Nichols started his escape, bypassing the elevators for the stairwell, leaving through an emergency exit, setting off an alarm and starting down Martin Luther King Jr. Drive -- where witnesses said he fired multiple shots into the abdomen of another sheriff's deputy, Hoyt Teasley.

Carjacking spree

As the 43-year-old father of two lay dying, Nichols ran into one of a number of parking garages and began a carjacking spree that left police with a cold trail, authorities said.

A massive manhunt ensued.

He first stole a dark SUV, racing less than three blocks and crashing through the gate of another parking deck.

Tow truck driver Deronte Franklin said that after he directed police into the deck after Nichols, Nichols came back down and stole his truck at gunpoint.

Nichols then drove to another deck about six blocks away where Almeta Kilgo, an employee of the nearby Atlanta Journal-Constitution, said he stole her Mercury Sable. She escaped after refusing Nichols' order to stay in the car, she said.

Speeding away, Nichols drove a couple more blocks to yet another deck, where he stole the car of AJC reporter Don O'Briant. He said Nichols ordered him into the trunk and pistol-whipped him when he refused. O'Briant managed to run away.

"He was totally in control, and the orders he gave me sounded like they were coming from a drill sergeant, not someone who was on the run," O'Briant said.

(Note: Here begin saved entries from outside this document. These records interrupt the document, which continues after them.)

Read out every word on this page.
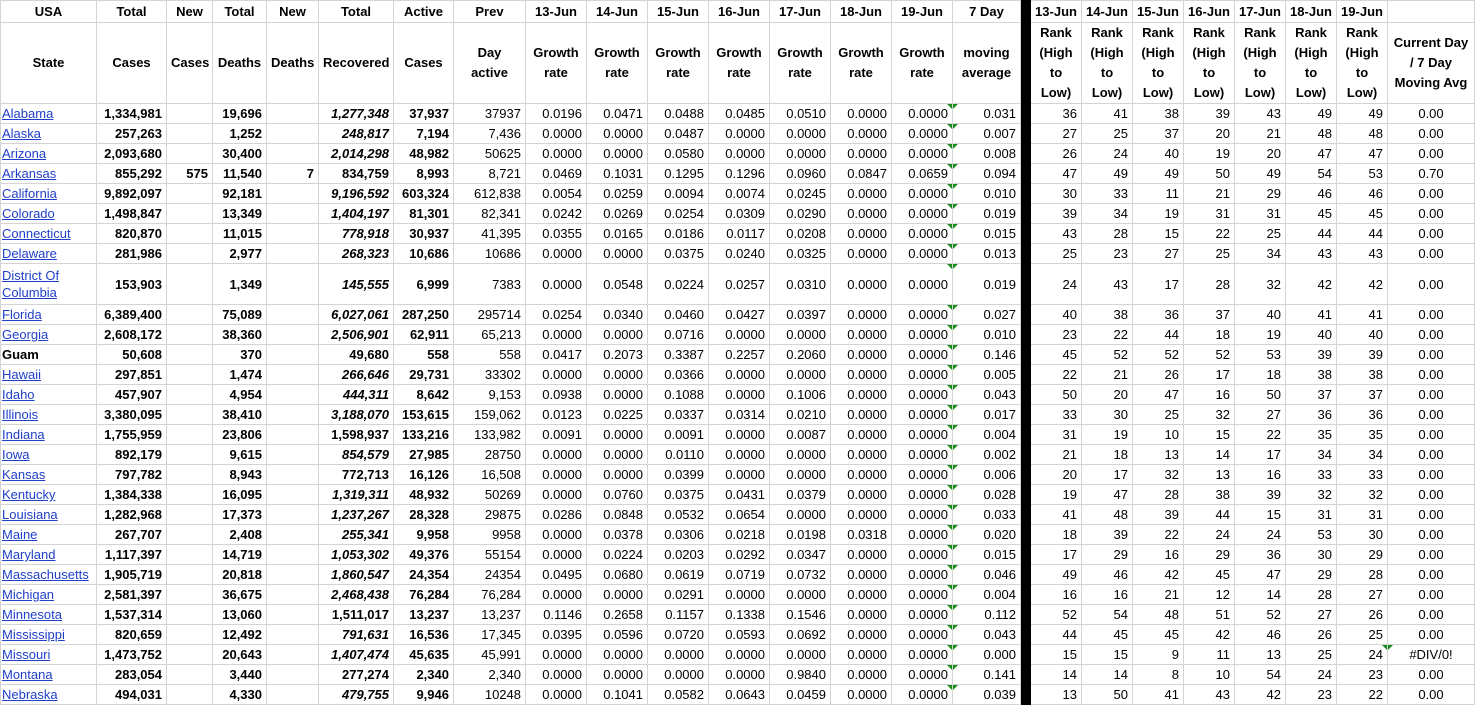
USA	Total	New	Total	New	Total	Active	Prev	13-Jun	14-Jun	15-Jun	16-Jun	17-Jun	18-Jun	19-Jun	7 Day		13-Jun	14-Jun	15-Jun	16-Jun	17-Jun	18-Jun	19-Jun	
State	Cases	Cases	Deaths	Deaths	Recovered	Cases	Day active	Growth rate	Growth rate	Growth rate	Growth rate	Growth rate	Growth rate	Growth rate	moving average		Rank (High to Low)	Rank (High to Low)	Rank (High to Low)	Rank (High to Low)	Rank (High to Low)	Rank (High to Low)	Rank (High to Low)	Current Day / 7 Day Moving Avg
Alabama	1,334,981		19,696		1,277,348	37,937	37937	0.0196	0.0471	0.0488	0.0485	0.0510	0.0000	0.0000	0.031		36	41	38	39	43	49	49	0.00
Alaska	257,263		1,252		248,817	7,194	7,436	0.0000	0.0000	0.0487	0.0000	0.0000	0.0000	0.0000	0.007		27	25	37	20	21	48	48	0.00
Arizona	2,093,680		30,400		2,014,298	48,982	50625	0.0000	0.0000	0.0580	0.0000	0.0000	0.0000	0.0000	0.008		26	24	40	19	20	47	47	0.00
Arkansas	855,292	575	11,540	7	834,759	8,993	8,721	0.0469	0.1031	0.1295	0.1296	0.0960	0.0847	0.0659	0.094		47	49	49	50	49	54	53	0.70
California	9,892,097		92,181		9,196,592	603,324	612,838	0.0054	0.0259	0.0094	0.0074	0.0245	0.0000	0.0000	0.010		30	33	11	21	29	46	46	0.00
Colorado	1,498,847		13,349		1,404,197	81,301	82,341	0.0242	0.0269	0.0254	0.0309	0.0290	0.0000	0.0000	0.019		39	34	19	31	31	45	45	0.00
Connecticut	820,870		11,015		778,918	30,937	41,395	0.0355	0.0165	0.0186	0.0117	0.0208	0.0000	0.0000	0.015		43	28	15	22	25	44	44	0.00
Delaware	281,986		2,977		268,323	10,686	10686	0.0000	0.0000	0.0375	0.0240	0.0325	0.0000	0.0000	0.013		25	23	27	25	34	43	43	0.00
District Of Columbia	153,903		1,349		145,555	6,999	7383	0.0000	0.0548	0.0224	0.0257	0.0310	0.0000	0.0000	0.019		24	43	17	28	32	42	42	0.00
Florida	6,389,400		75,089		6,027,061	287,250	295714	0.0254	0.0340	0.0460	0.0427	0.0397	0.0000	0.0000	0.027		40	38	36	37	40	41	41	0.00
Georgia	2,608,172		38,360		2,506,901	62,911	65,213	0.0000	0.0000	0.0716	0.0000	0.0000	0.0000	0.0000	0.010		23	22	44	18	19	40	40	0.00
Guam	50,608		370		49,680	558	558	0.0417	0.2073	0.3387	0.2257	0.2060	0.0000	0.0000	0.146		45	52	52	52	53	39	39	0.00
Hawaii	297,851		1,474		266,646	29,731	33302	0.0000	0.0000	0.0366	0.0000	0.0000	0.0000	0.0000	0.005		22	21	26	17	18	38	38	0.00
Idaho	457,907		4,954		444,311	8,642	9,153	0.0938	0.0000	0.1088	0.0000	0.1006	0.0000	0.0000	0.043		50	20	47	16	50	37	37	0.00
Illinois	3,380,095		38,410		3,188,070	153,615	159,062	0.0123	0.0225	0.0337	0.0314	0.0210	0.0000	0.0000	0.017		33	30	25	32	27	36	36	0.00
Indiana	1,755,959		23,806		1,598,937	133,216	133,982	0.0091	0.0000	0.0091	0.0000	0.0087	0.0000	0.0000	0.004		31	19	10	15	22	35	35	0.00
Iowa	892,179		9,615		854,579	27,985	28750	0.0000	0.0000	0.0110	0.0000	0.0000	0.0000	0.0000	0.002		21	18	13	14	17	34	34	0.00
Kansas	797,782		8,943		772,713	16,126	16,508	0.0000	0.0000	0.0399	0.0000	0.0000	0.0000	0.0000	0.006		20	17	32	13	16	33	33	0.00
Kentucky	1,384,338		16,095		1,319,311	48,932	50269	0.0000	0.0760	0.0375	0.0431	0.0379	0.0000	0.0000	0.028		19	47	28	38	39	32	32	0.00
Louisiana	1,282,968		17,373		1,237,267	28,328	29875	0.0286	0.0848	0.0532	0.0654	0.0000	0.0000	0.0000	0.033		41	48	39	44	15	31	31	0.00
Maine	267,707		2,408		255,341	9,958	9958	0.0000	0.0378	0.0306	0.0218	0.0198	0.0318	0.0000	0.020		18	39	22	24	24	53	30	0.00
Maryland	1,117,397		14,719		1,053,302	49,376	55154	0.0000	0.0224	0.0203	0.0292	0.0347	0.0000	0.0000	0.015		17	29	16	29	36	30	29	0.00
Massachusetts	1,905,719		20,818		1,860,547	24,354	24354	0.0495	0.0680	0.0619	0.0719	0.0732	0.0000	0.0000	0.046		49	46	42	45	47	29	28	0.00
Michigan	2,581,397		36,675		2,468,438	76,284	76,284	0.0000	0.0000	0.0291	0.0000	0.0000	0.0000	0.0000	0.004		16	16	21	12	14	28	27	0.00
Minnesota	1,537,314		13,060		1,511,017	13,237	13,237	0.1146	0.2658	0.1157	0.1338	0.1546	0.0000	0.0000	0.112		52	54	48	51	52	27	26	0.00
Mississippi	820,659		12,492		791,631	16,536	17,345	0.0395	0.0596	0.0720	0.0593	0.0692	0.0000	0.0000	0.043		44	45	45	42	46	26	25	0.00
Missouri	1,473,752		20,643		1,407,474	45,635	45,991	0.0000	0.0000	0.0000	0.0000	0.0000	0.0000	0.0000	0.000		15	15	9	11	13	25	24	#DIV/0!
Montana	283,054		3,440		277,274	2,340	2,340	0.0000	0.0000	0.0000	0.0000	0.9840	0.0000	0.0000	0.141		14	14	8	10	54	24	23	0.00
Nebraska	494,031		4,330		479,755	9,946	10248	0.0000	0.1041	0.0582	0.0643	0.0459	0.0000	0.0000	0.039		13	50	41	43	42	23	22	0.00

O'Briant said Nichols approached him by asking for directions to Lenox Square, a mall in the affluent Buckhead neighborhood, about 8 miles north of downtown.

On security video footage released later in the day, O'Briant's green Honda Accord is seen pulling away from a parking space.

Transit escape

About 9:30 am., as chaos reigned at the courthouse, Teasley was declared dead at a nearby hospital.

At almost the same time, Nichols was caught again on the same parking deck's security cameras -- not driving as police believed, but calmly walking away.

The video -- not released until Saturday -- shows Nichols descending a staircase alone and donning a blazer that apparently belongs to O'Briant, before emerging from the staircase with his hands in his pockets.